If we lose our sergeants and captains, the Army breaks again. It’s just that simple. That’s why these soldiers are still the canaries in the readiness coal-mine. And, again, if you look closely, you will see that these canaries are fleeing their cages in frightening numbers.
The lesson from this sad story is simple: When you fight a long war with a long-service professional Army, the force you begin with will not get any larger or better over the duration of the conflict. For that reason, today’s conditions are pretty much irreversible. There’s not much that money, goodwill or professed support for the troops can do…
I could add to this, perhaps, that the Bush administration’s deliberate decision of having as much of this war as possible outsourced to private contractors has hugely accelerated the rate at which sergeants and captains have been leaving the nation’s military…
But anyway, the Scales piece is just the latest piece of evidence that– as I have been writing for a while now, including here— the main driving force pushing the US towards a fairly rapid withdrawal from Iraq currently comes from within the military establishment itself.
Scales also makes clear that however much money Bush and the Congress want to try to throw at the Iraq problem, and however much they want to try to increase the size of the military, it is now quite simply too late to “save” the situation in Iraq.
(Lang also notes this: “MG Robert Scales has been a military analyst for Fox News, and was a counselor to Rumsfeld. He helped create the situation that he complains of now. He should go and hide somewhere and not walk abroad among the living.”)

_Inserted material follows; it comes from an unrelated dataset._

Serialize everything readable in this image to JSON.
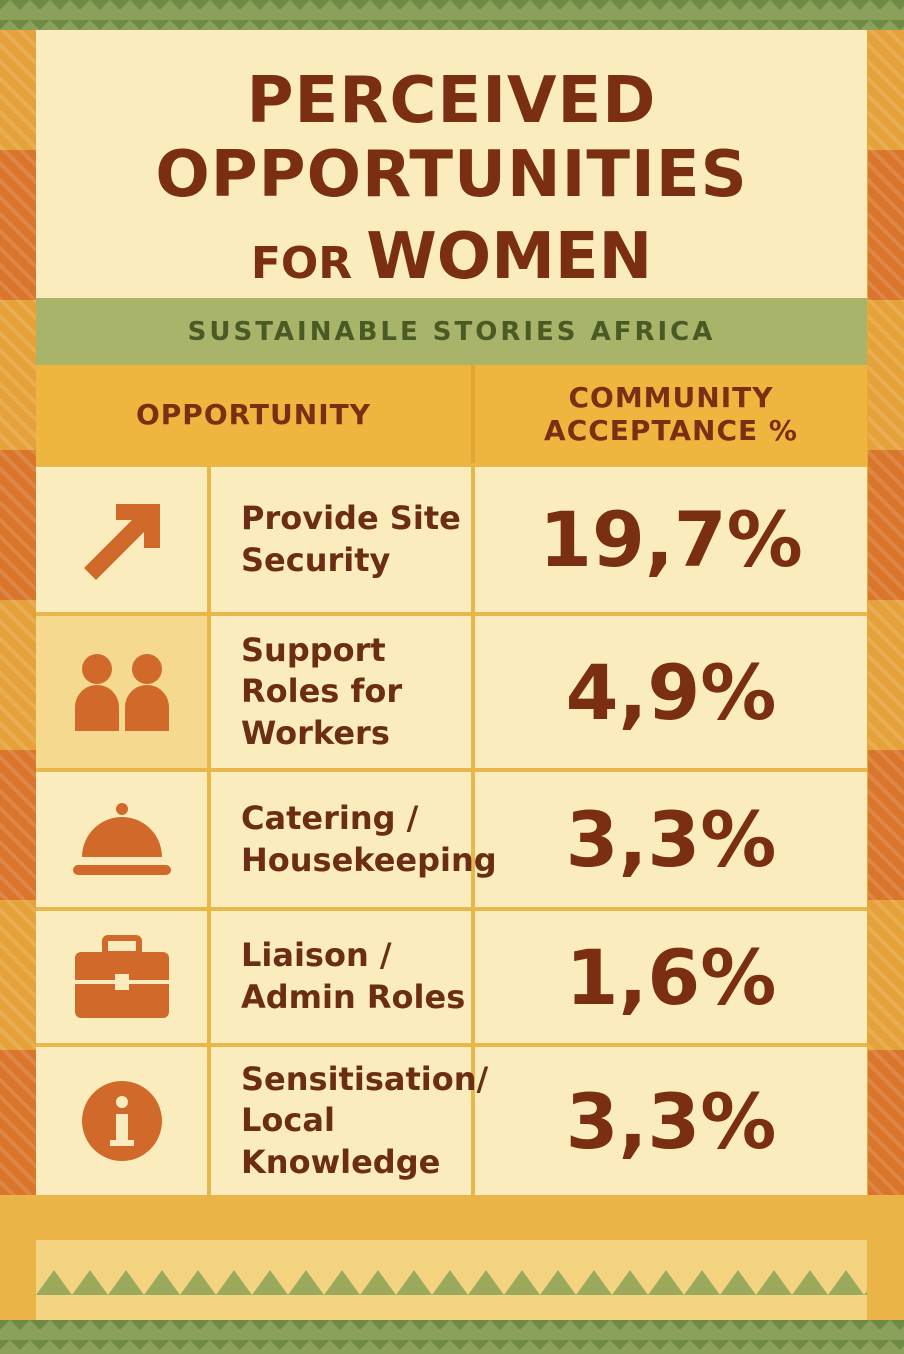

So now, I guess the US will be pulling out of Iraq with the Army it has, rather than the Army it might wish it had?
We do all still need to figure out what the politics– domestically and globally– of a ‘Tank’-led US withdrawal from Iraq will look like.
We also need– all of us in the world community, not just people who are US citizens– to work together to figure out what kind of a military establishment the US might actually need as it comes out of this terrible, terrible misadventure in Iraq.